Peter Sis’ The “Tree of Life”
Listen to the Recess! Clip
Author | John Cech |
Air Date | 2/12/2004 |
Peter Sis’ The “Tree of Life” Transcript
It’s the birthday this week of the scientist Charles Darwin, who is the subject of a new picture book, The Tree of Life, by Peter Sis (Sees), a recipient this year of one of the prestigious MacArthur awards. These two, uniquely talented people — an artist and a naturalist — have remarkable a remarkable dialogue together in this book. Peter Sis, of course, determines what the reader will see and learn about the life of Darwin; like Darwin, Sis is a collector of facts — those gleaned from Darwin’s journals, letters, and other writings — and those that Sis has invented to tell his story, which he begins with Darwin’s “open[ing] his eyes for the first time.”
When this happens, Sis writes: [Darwin] has no idea that he will (a) start a revolution when he grows up, (b) sail around the world on a five-year voyage, (c) spend many years studying nature and (d) write a book that will change the world.

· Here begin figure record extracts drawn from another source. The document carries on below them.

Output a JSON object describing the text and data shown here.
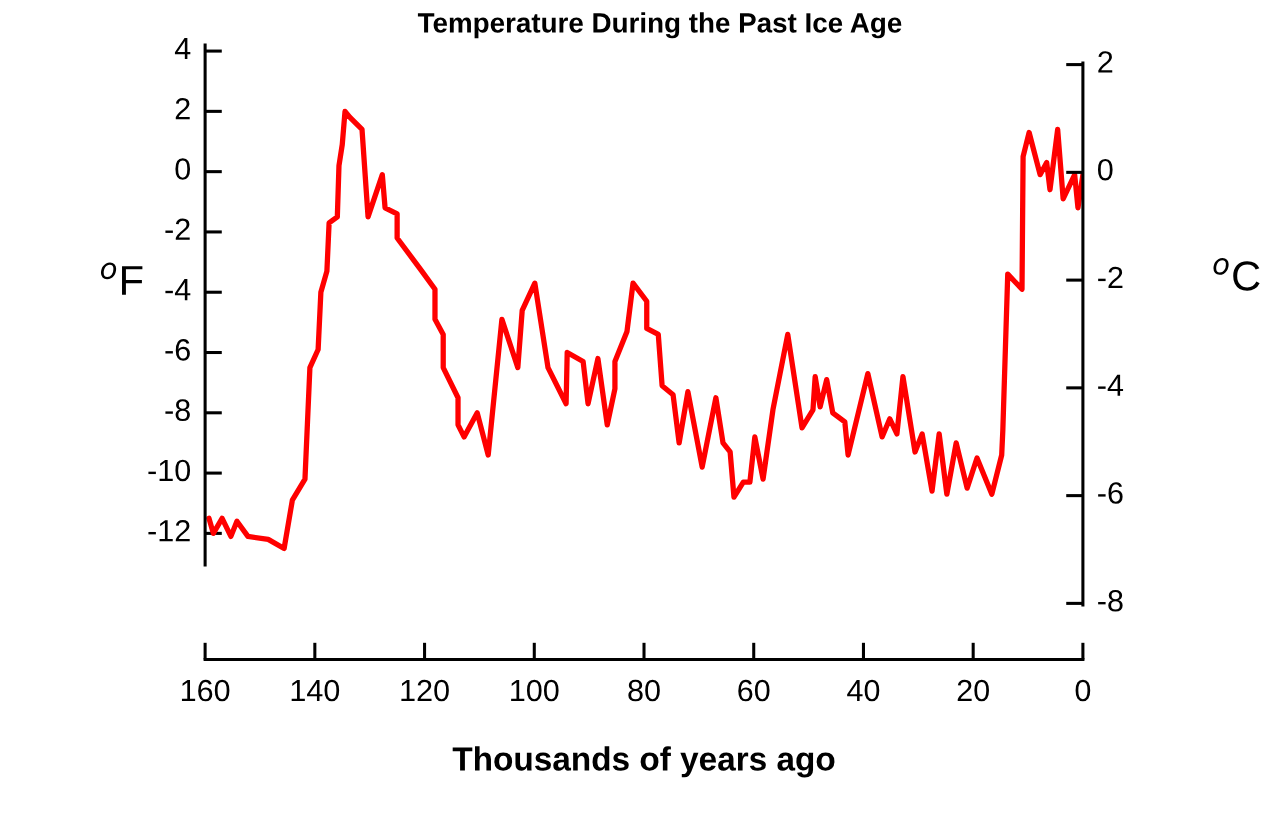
{
  "chart_data": {
    "type": "line",
    "title": "Temperature During the Past Ice Age",
    "xlabel": "Thousands of years ago",
    "ylabel": "$^{o}$F",
    "y2label": "$^{o}$C",
    "xlim": [
      160,
      0
    ],
    "xticks": [
      0,
      20,
      40,
      60,
      80,
      100,
      120,
      140,
      160
    ],
    "ylim": [
      -13.05,
      4.2
    ],
    "yticks": [
      -12,
      -10,
      -8,
      -6,
      -4,
      -2,
      0,
      2,
      4
    ],
    "y2lim": [
      -8.03,
      2.03
    ],
    "y2ticks": [
      -8,
      -6,
      -4,
      -2,
      0,
      2
    ],
    "grid": false,
    "legend": false,
    "marker": "none",
    "line_style": "solid",
    "series": [
      {
        "color": "#ff0000",
        "x": [
          159.3,
          158.5,
          156.9,
          155.3,
          154.2,
          152.2,
          148.5,
          145.6,
          144.1,
          141.8,
          140.9,
          139.4,
          138.9,
          137.8,
          137.4,
          135.9,
          135.6,
          135.0,
          134.5,
          133.6,
          131.4,
          130.3,
          127.7,
          127.2,
          125.0,
          125.0,
          120.5,
          118.1,
          118.1,
          116.6,
          116.6,
          113.9,
          113.9,
          112.8,
          110.4,
          108.4,
          105.9,
          103.0,
          102.2,
          99.9,
          97.5,
          94.2,
          94.0,
          91.1,
          90.2,
          88.4,
          86.7,
          85.3,
          85.3,
          83.1,
          82.0,
          79.5,
          79.5,
          77.4,
          76.7,
          74.7,
          73.6,
          72.0,
          69.4,
          66.9,
          65.6,
          64.3,
          63.6,
          61.9,
          60.7,
          59.8,
          58.3,
          56.5,
          55.2,
          53.8,
          51.2,
          49.2,
          48.8,
          47.9,
          46.7,
          45.6,
          43.4,
          42.8,
          39.2,
          36.6,
          35.2,
          33.9,
          32.8,
          30.6,
          29.3,
          27.5,
          26.2,
          24.8,
          23.1,
          21.1,
          19.3,
          16.6,
          14.8,
          14.6,
          13.7,
          11.1,
          10.9,
          9.8,
          7.8,
          6.6,
          6.0,
          4.6,
          3.6,
          1.5,
          0.9,
          0.0
        ],
        "values": [
          -11.5,
          -12.0,
          -11.5,
          -12.1,
          -11.6,
          -12.1,
          -12.2,
          -12.5,
          -10.9,
          -10.2,
          -6.5,
          -5.9,
          -4.0,
          -3.3,
          -1.7,
          -1.5,
          0.2,
          0.9,
          2.0,
          1.8,
          1.4,
          -1.5,
          -0.1,
          -1.2,
          -1.4,
          -2.2,
          -3.3,
          -3.9,
          -4.9,
          -5.4,
          -6.5,
          -7.5,
          -8.4,
          -8.8,
          -8.0,
          -9.4,
          -4.9,
          -6.5,
          -4.6,
          -3.7,
          -6.5,
          -7.7,
          -6.0,
          -6.3,
          -7.7,
          -6.2,
          -8.4,
          -7.2,
          -6.3,
          -5.3,
          -3.7,
          -4.3,
          -5.2,
          -5.4,
          -7.1,
          -7.4,
          -9.0,
          -7.3,
          -9.8,
          -7.5,
          -9.0,
          -9.3,
          -10.8,
          -10.3,
          -10.3,
          -8.8,
          -10.2,
          -7.9,
          -6.7,
          -5.4,
          -8.5,
          -7.9,
          -6.8,
          -7.8,
          -6.9,
          -8.0,
          -8.3,
          -9.4,
          -6.7,
          -8.8,
          -8.2,
          -8.7,
          -6.8,
          -9.3,
          -8.7,
          -10.6,
          -8.7,
          -10.7,
          -9.0,
          -10.5,
          -9.5,
          -10.7,
          -9.4,
          -8.6,
          -3.4,
          -3.9,
          0.5,
          1.3,
          -0.1,
          0.3,
          -0.6,
          1.4,
          -0.9,
          -0.1,
          -1.2,
          -0.1
        ]
      }
    ]
  }
}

Luckily, he is unaware that (e) not everyone will see things his way, and that (f) he himself will have doubts about revealing his grand conclusions.
To reach these conclusions about “the tree of life” of the title, Sis constructs his biography through illustrations of compelling visual beauty. Each page often contains a number of large and small pictures arranged in rows or spirals or clusters, connected by branches of texts, that convey to the reader, through tiny, cross-hatched lines, a sense the complex textures of Darwin’s life. As a boy he is propelled by his own enthusiasms — especially for the natural world — which he prefers to any formal classroom. As a young man he dutifully passes his exams at Cambridge to please his father, and then goes on a geological walking tour in Wales to please himself. By the time he is 22, he has become the naturalist aboard the H.M.S. Beagle which sets sail in 1831 on its now-famous voyage to map the coast of South America. Darwin’s travels will eventually take him to the Galapagos Islands, where he finds himself, he writes, “brought somewhat near to that great fact — that mystery of mysteries — the first appearance of new beings on this earth.”
And it is another kind of mystery that Peter Sis honors in this book, the creative mystery of a life that had such exceptional forces at work in it — a life that was often divided into public, private, and secret domains. The Tree of Life is a rare species of book indeed — a picture book about ideas for children and adults. One can climb high into its engrossing branches, and at almost every turn, stop to linger, to contemplate, to wonder over its serene, leafy intricacies.